En 1976, suite à des problèmes financiers de la société, mes parents vont acheter le Dedee, quittant ainsi le statut
de salariés. Ils vont l'exploiter pendant 14 ans et le revendront en 1989 à mon frère Jean-Michel qui l'utilisera comme barge.
Le bateau à terminé sa carrière déchiré en fin d'année 1990, au chantier d’Achères à Conflans-Sainte-Honorine.
1970-73 - L'Odi… restons groupés
Au début de l'année 1970, nous avons pris l'Odi en deuxième bateau. Il était conduit par mon père et mon frère Jean-Pierre.
Il le quittera en 1971 pour entrer au poussage et mon père utilisera différents salariés pour combler son départ. En janvier 1973, mon
père a décidé de mettre ma mère et moi sur le Dedee pendant qu'il restait avec mon frère Jean-Michel sur l’Odi. Pour des raisons de
pratique et d'intendance, nous devions essayer de trouver les mêmes voyages dans les bourses d’affrètements pour naviguer ensembles.

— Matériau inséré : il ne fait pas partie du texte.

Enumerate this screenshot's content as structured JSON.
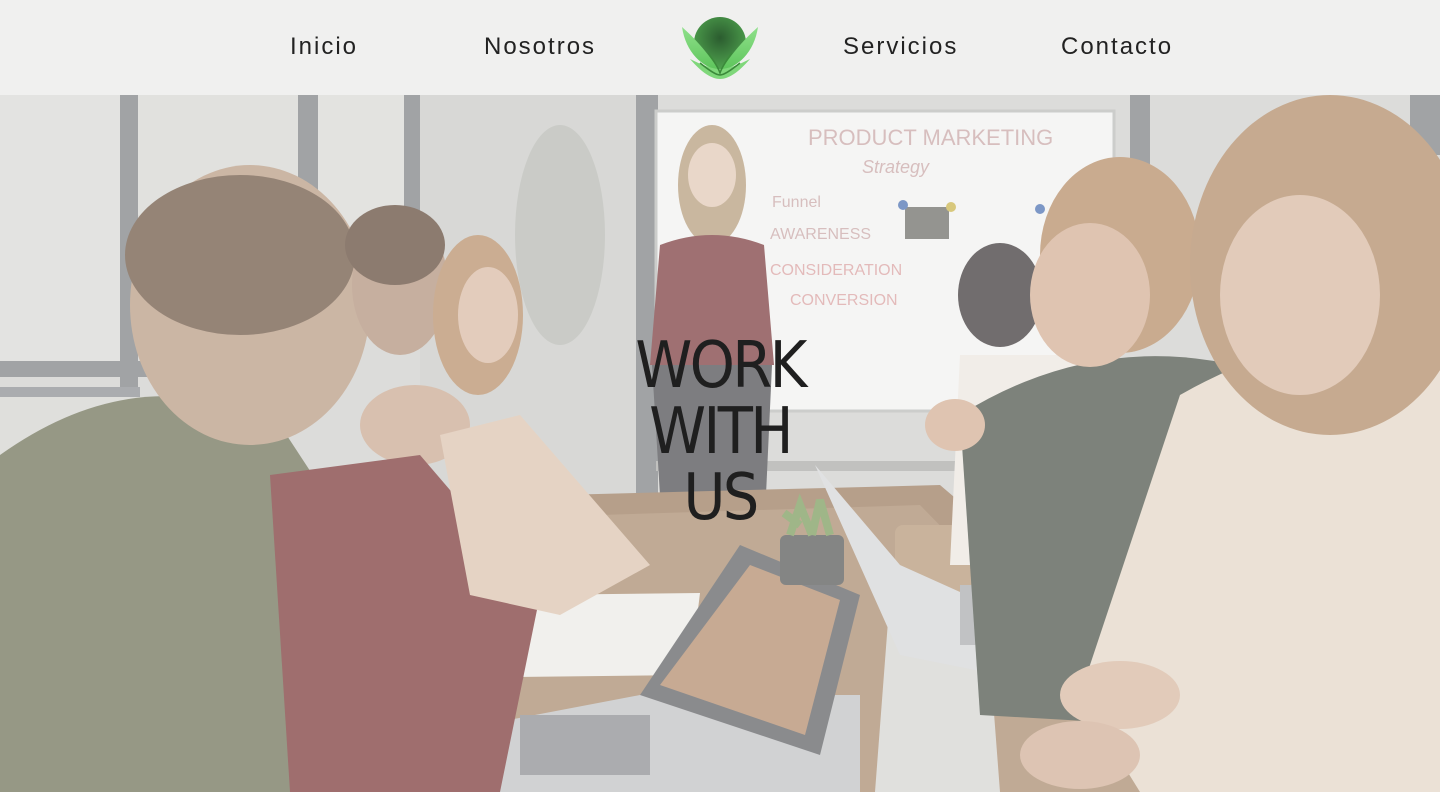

A cette époque, ce n'était pas toujours évident. Les tableaux d‘affichage des "bureaux du tour de rôle" (bourse d'affrètement),
étaient remplis de voyages avec des céréales pour la Belgique ou Rouen avec option Le Havre.
Un jour où on se suivait comme à l'habitude, j’avais pris quelques kilomètres d’avance. En arrivant à la bifurcation du canal
du Nord et du canal de Saint Quentin à Pont l’Evèque, j'ai décidé de prendre le grand canal du nord, plus rapide. Mon père, en arrivant
une heure plus tard, avait prit le canal de Saint Quentin. C’est en ne le voyant pas arriver en fin de journée que j’ai compris l’erreur.
C'est quelques jours plus tard, après avoir fait du gas-oil chez Leperk, qu'il est arrivé "furax" à Dorignies. Imaginez la situation.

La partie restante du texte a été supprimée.